Schmuck is a name for someone who is mean, foolish, or inept. Synonyms include jerk and idiot. There is a pejorative connotation to the term. The plural is schmucks.

Putz is even less formal than schmuck. Putz can be either a noun or a verb. As a noun it describes a person as foolish or without value, usually someone who does not contribute to society or a family. The plural is putzes.

As a verb, it is the action of doing things that are time consuming without being worthwhile. In other words, activities that a putz would do.

Even though they don’t seem similar, putz and schmuck share the same meaning in Yiddish. Schmuck comes from shmok meaning penis. And putz comes from putz, which is another word for penis.

These terms are informal and could even be called slang. They should not be used in formal writing.


While Tom looked torn throughout the performance, and later admitted he was a “schmuck” for not snapping up the Pengam Green performer, both Rita Ora and Ricky Wilson looked stunned she had not been selected. [Wales Online]

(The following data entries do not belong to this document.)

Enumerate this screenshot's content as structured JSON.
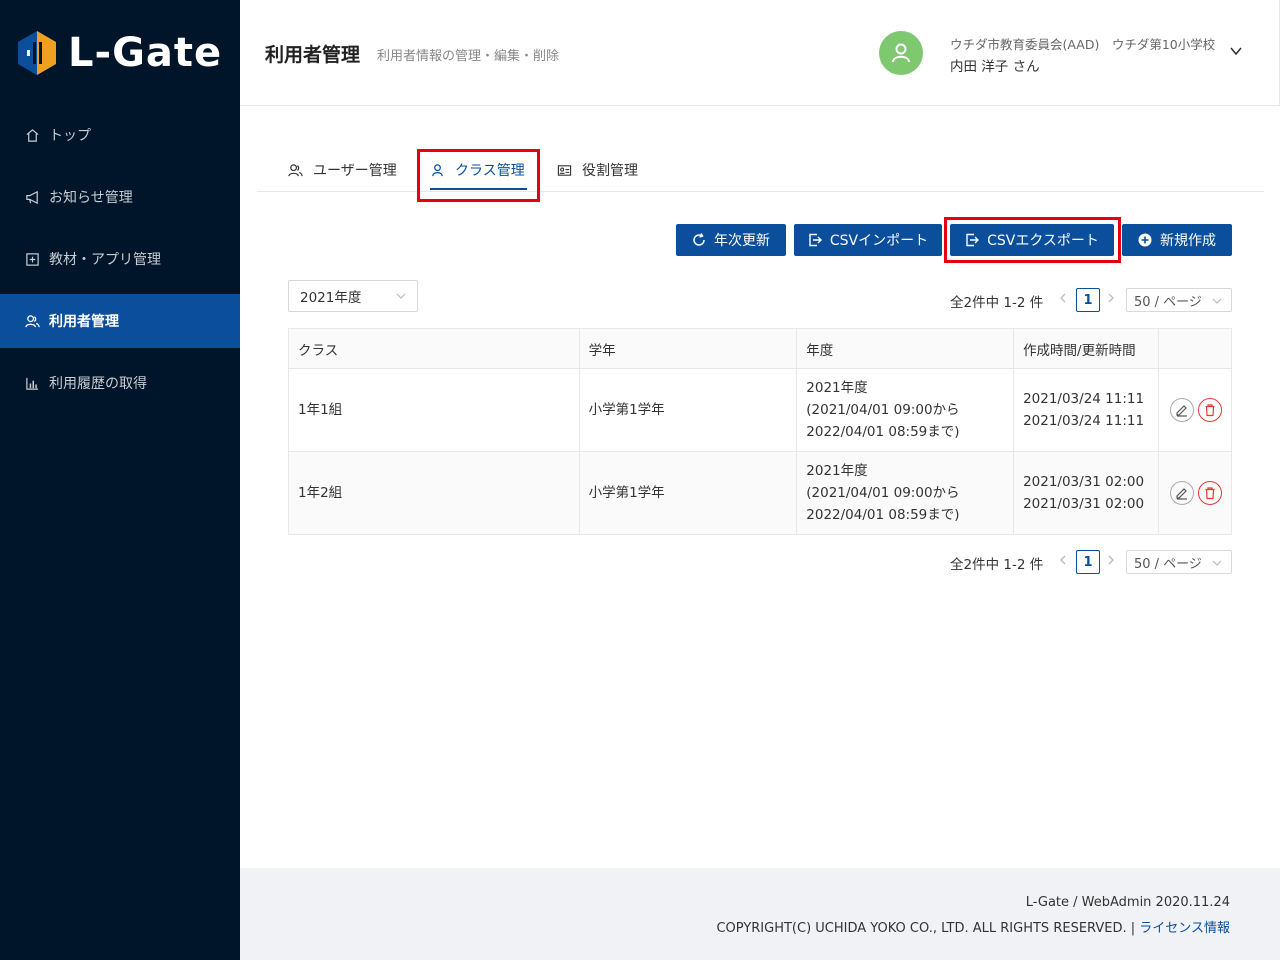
{
  "brand": {
    "name": "L-Gate"
  },
  "sidebar": {
    "items": [
      {
        "label": "トップ",
        "icon": "home-icon"
      },
      {
        "label": "お知らせ管理",
        "icon": "megaphone-icon"
      },
      {
        "label": "教材・アプリ管理",
        "icon": "plus-square-icon"
      },
      {
        "label": "利用者管理",
        "icon": "users-icon",
        "active": true
      },
      {
        "label": "利用履歴の取得",
        "icon": "bar-chart-icon"
      }
    ]
  },
  "header": {
    "title": "利用者管理",
    "subtitle": "利用者情報の管理・編集・削除",
    "org": "ウチダ市教育委員会(AAD)　ウチダ第10小学校",
    "user_name": "内田 洋子 さん"
  },
  "tabs": [
    {
      "label": "ユーザー管理",
      "icon": "users-icon"
    },
    {
      "label": "クラス管理",
      "icon": "user-icon",
      "active": true
    },
    {
      "label": "役割管理",
      "icon": "id-card-icon"
    }
  ],
  "actions": {
    "annual_update": "年次更新",
    "csv_import": "CSVインポート",
    "csv_export": "CSVエクスポート",
    "create_new": "新規作成"
  },
  "filter": {
    "year": "2021年度"
  },
  "pagination": {
    "total_text": "全2件中 1-2 件",
    "current_page": "1",
    "page_size": "50 / ページ"
  },
  "table": {
    "columns": [
      "クラス",
      "学年",
      "年度",
      "作成時間/更新時間",
      ""
    ],
    "rows": [
      {
        "class": "1年1組",
        "grade": "小学第1学年",
        "year": "2021年度",
        "year_start": "(2021/04/01 09:00から",
        "year_end": "2022/04/01 08:59まで)",
        "created": "2021/03/24 11:11",
        "updated": "2021/03/24 11:11"
      },
      {
        "class": "1年2組",
        "grade": "小学第1学年",
        "year": "2021年度",
        "year_start": "(2021/04/01 09:00から",
        "year_end": "2022/04/01 08:59まで)",
        "created": "2021/03/31 02:00",
        "updated": "2021/03/31 02:00"
      }
    ]
  },
  "footer": {
    "version": "L-Gate / WebAdmin 2020.11.24",
    "copyright": "COPYRIGHT(C) UCHIDA YOKO CO., LTD. ALL RIGHTS RESERVED. | ",
    "license_link": "ライセンス情報"
  },
  "colors": {
    "sidebar_bg": "#001529",
    "primary": "#0b4f9c",
    "highlight": "#e60012",
    "avatar": "#7ec870",
    "delete": "#e53935"
  }
}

Meanwhile, the poor schmucks who bought shares on the public exchanges often got left holding the bag when the companies went bust. [Fusion]

If someone has deep admiration for one person, and that one person winds up being a putz, the effect will be far more devastating. [Chicago Now]

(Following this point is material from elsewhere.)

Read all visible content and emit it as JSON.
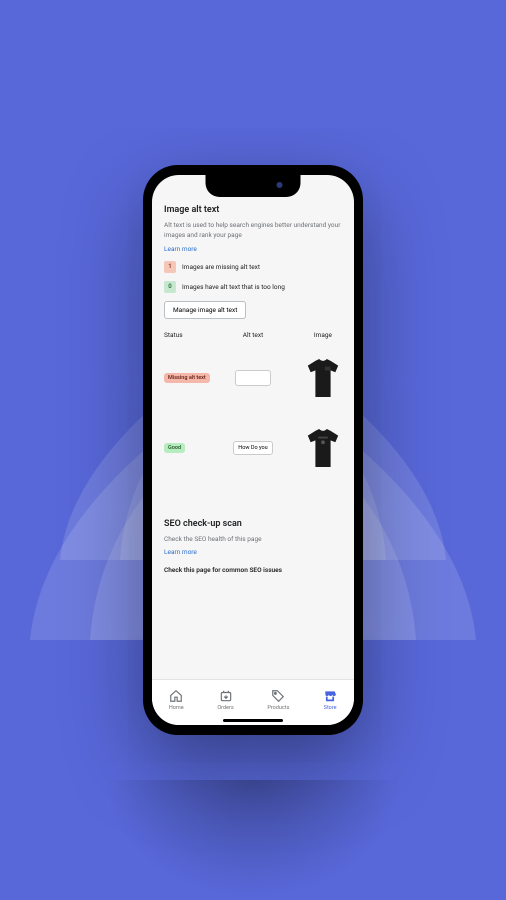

If there were no billion TV deals, or all the free advertising that papers and websites provide, if there were no pocket-lining endorsement deals made possible only because of the media, Lynch and those like him would not be making so much money that they can eat a six-figure fine for being post-game putzes. [Toronto Star]

10 thoughts on “Schmuck versus putz”

    • This is what I have always believed as well. Futz means you “futz” (putter) around the garage, and your putz?
      Maybe I don’t wanna know…LoL~! :)

      I always have to contain my giggles when my neighbor/friend calls me up and tells me about her day, which is always described as “putzin’ ” around her house, as in “Oh, I’m just putzin’ “…” Too funny.

      And no. She is not the correctable type, lol…

      • Weird–I replied to this, and I don’t think I wrote anything offensive or courting deletion. Anyway, I suspect the English-language dictionaries that list “putz” as a verb are using descriptive justification (lotsa people got it wrong lotsa times). The Yiddish Dictionary online lists putz as a noun only.

  1. A famous print ad (from the 60’s I think, for a shirt manufacturer) showed a man on a golf course standing over his ball with his putter in his hands. The headline, by a creative team conversant in Yiddish was, “Sometimes the shortest putts (read “putz”) are the hardest.”

    It was quickly cancelled once the inside joke became public. Don’t know what happened to the copywriter.

  2. I love that the article says of “putz” and “schmuck”, “These terms are informal and could even be called slang. They should not be used in formal writing.”– geez, ya think?? LOL!!!

  3. Both are hideous Yiddish words that have no use in the English language.
    An old boss of mine used these words and offensive words like Goy, and Shiksa all the time.
    Old Cohen was a racist who hated and despised all non Jews.